A silver lining in HIV is showing promise in controlling a rare chronic disease, says a University of Calgary researcher heading up a groundbreaking study.
By extracting properties from the virus that causes AIDS, researchers have been able to craft what could be a treatment for Fabry disease, a DNA disorder that attacks organs such as the kidneys, brain and heart, said Dr. Aneal Khan of the Cumming School of Medicine.
“Even when we’re confronted with challenges from something like HIV, human ingenuity can figure out how we can get something positive from it,” said Khan.
In research that began in 2017, scientists isolated lentivirus from HIV, placing it into DNA to mimic Fabry, he said.
Lentiviruses are known for their ability to enter cells and insert genetic material.
“It merges with a patient’s DNA, then we have a working copy of a gene that produces this enzyme,” said Khan.
Those suffering from Fabry disease have a malfunctioning gene resulting in a deficiency of a certain enzyme, which leads to severe pain, diarrhea and even strokes as the disease attacks organs.
Currently, Fabry sufferers, who number only 500 known cases in Canada, must undergo enzyme therapy once every two weeks — akin to those tethered to kidney dialysis, said Khan.
“They’re tied to this treatment, they can’t take a month off and go to Mexico,” he said.
The disease also drastically lowers life expectancy, particularly in men, who typically don’t live past their 50s.
But a Phase 1 clinical trial involving five subjects — three of them in Calgary — suggests a single treatment of gene therapy boosts the production of the enzyme, possibly permanently, said Khan.

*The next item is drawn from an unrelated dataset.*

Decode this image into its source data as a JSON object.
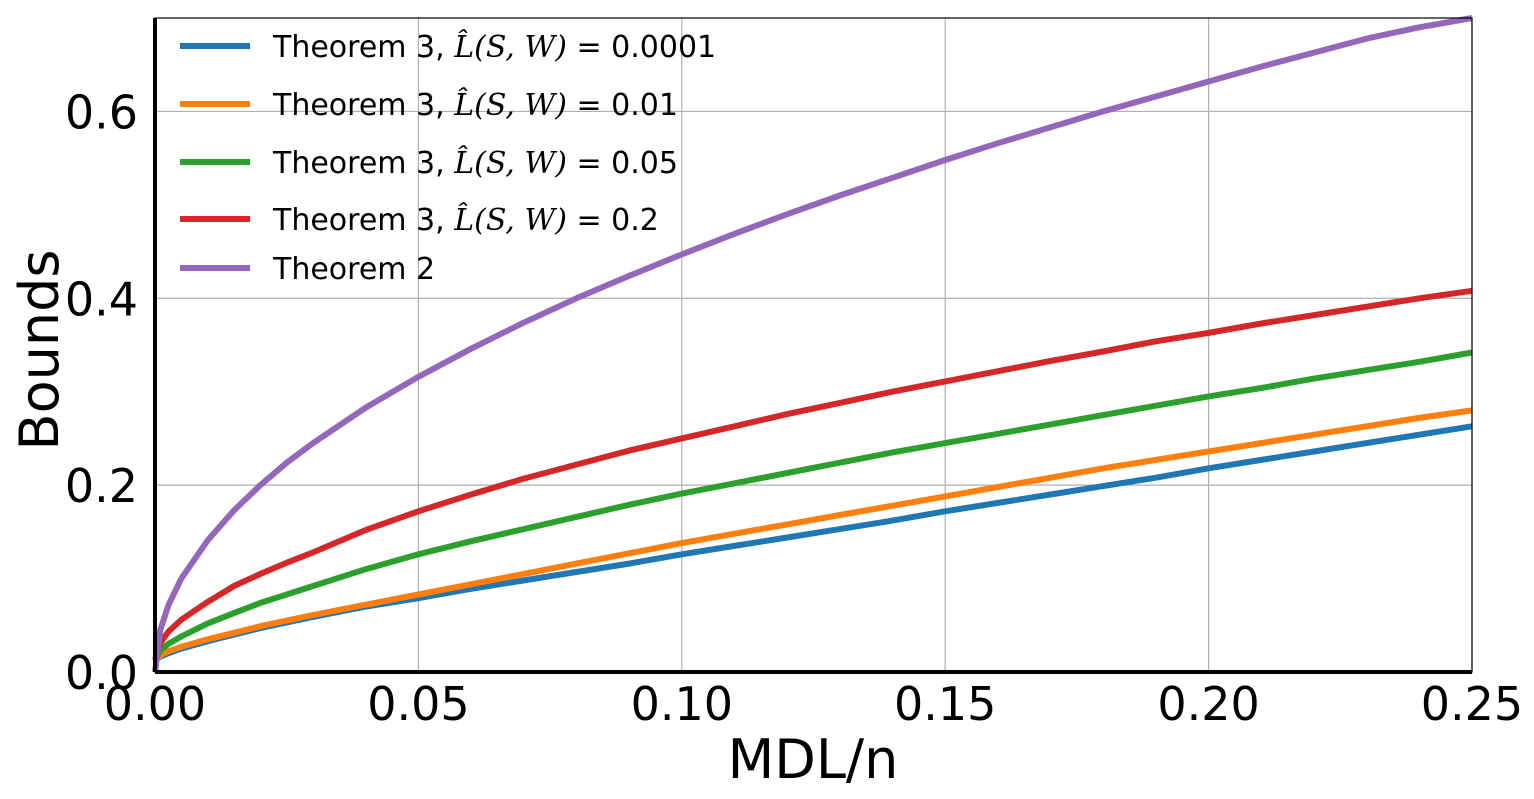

That would free them of a painful and onerous regular procedure.
“We’ve put gene into their stem cells until they make a normal or close to normal amount of enzyme,” said the researcher.
“Three of the subjects have not needed those (extra) enzymes and are producing what looks to us like adequate levels of them.”
One of those study subjects is Darren Bidulka, who was diagnosed with Fabry in 2005 and spent 13 years undergoing biweekly enzyme top-ups to control symptoms centring on his gastrointestinal system.
Without those regular enzyme treatments, the likelihood of kidney and heart failure lurked, he said.
But since a month of gene and chemotherapy in early 2017 at the Foothills Medical Centre, Bidulka has led a life untethered to those enzyme top-ups and the fear of organ failure.
“Mentally, I’m relieved I’m getting enzymes 24/7 and that my organ function is diminishing much slower,” said Bidulka, 52, whose progress is being closely monitored.
“It’s amazing — I’m grateful that for four years I haven’t had enzyme treatment, and that’s a miracle for a Fabry patient . . . maybe something can be done for someone much younger than me who won’t have to suffer any organ damage.”
A larger Phase 2 clinical trial is now underway in other countries, including Australia, while in pandemic-ridden Canada, they’ve been put on hold.
But Khan is hopeful that will build on the Phase 1 work to produce a standard therapy that’ll extend and dramatically improve the lives of Fabry sufferers like Bidulka — if not entirely cure them.
That’ll take years, but Khan said he’s looking forward to deriving satisfaction where none could be had.
“My life is giving people (bad) news, that ‘we can’t do a heck of a lot about it,’ but with this it could be ‘we’ve got this,’ ” he said.
Dr. Jeffrey Medin, who pioneered the treatment in 20 years’ work at the Princess Margaret Cancer Centre in Toronto, agreed.
“To see that patients could end up making their own enzyme and that the treatment effect was sustained is satisfying. We are elated,” he said.